I think it's true, though, that blown-in fiberglass probably dries out faster if it gets wet than cellulose.
The problem with loose-fill fiberglass is that is it so fluffy that you end up with convection problems and a drop-off in performance at cold temperatures. To solve these problems, many homeowners with poorly performing fiberglass insulation jobs end up capping the loose-fill fiberglass with 3 or 4 inches of cellulose, just to cut down on the convection and air leakage.
The R-value of loose-fill fiberglass is very low -- about R-2.5 or R-2.6 per inch -- so you need a huge pile to do any good. You asked a hypothetical question about R-75 of loose-fill fiberglass.
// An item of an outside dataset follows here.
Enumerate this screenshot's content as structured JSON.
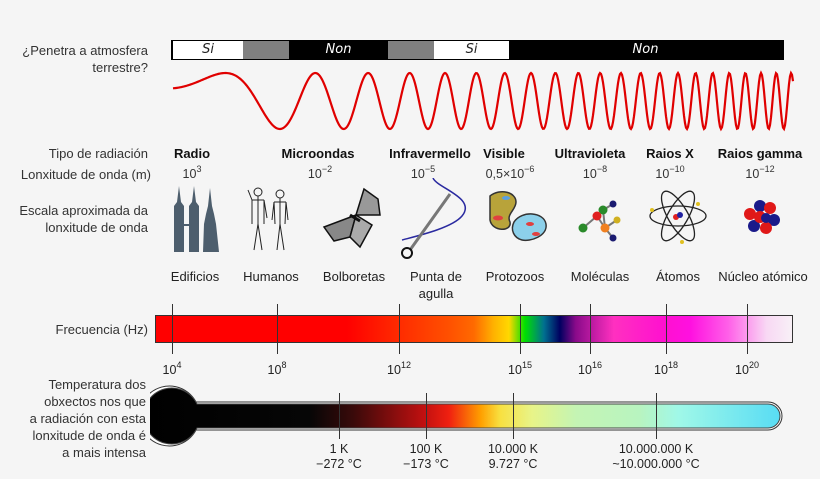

Such a layer would be 29 inches deep, and most attics don't have 29 inches available, especially at the perimeter under the eaves.
More information here: Blown Insulation for Attics: Fiberglass vs. Cellulose
Thanks for the response and the link. A good article, and a good reason to upgrade my membership.
Asking around more locally, it sounds like fiberglass is generally a bit cheaper than cellulose (because cellulose is bulkier), so that is probably part of it. And it has a higher R-value blown into walls, so it's preferred for that application, and that may skew the attic insulation choice.
I have used blown-in cellulose and fibreglass in ceiling insulation. I went overboard with the cellulose because it was less expensive than fibreglass. I rented the blower from the supplier and I purchased more than sufficient to insulate 2 x 1400 sq ft ceilings. Who knew. However, the cellulose settled more than a few inches in the following year.
I am alergic to fibreglass. I itch just looking at it, so I hired a contractor to provide and install 12" of blown-in fibreglass. Firest, I installed 3" batts between the ceilling roof joist and then used a black felt pen to mark the 12" mark above the 3" batts. The contractor blew in approximately 9" of insulation claiming the directions on the bag indicated the numbers required for a 900 sq ft ceiling. I was able to confirm the 12" requirement by pointing out the felt pen marks to the contractor.
Not everyone is able to mark out the required depth. I advise anyone who is able to do so should do so. There is no point paying for 12" when 9" has been installed.
When you get to very high ceiling R-values the weight of cellulose could be an issue. Rafters 24" oc and 5/8" drywall will only support so much weight before bowing. I have R-100 fiberglass in my attic in MN and would hesitate to use cellulose because of the weight.
I have been using cellulose blown insulation for R-values up to 60 and have been very pleased with the performance. Cellulose also has far better accoustical properties if you live in a high noise area.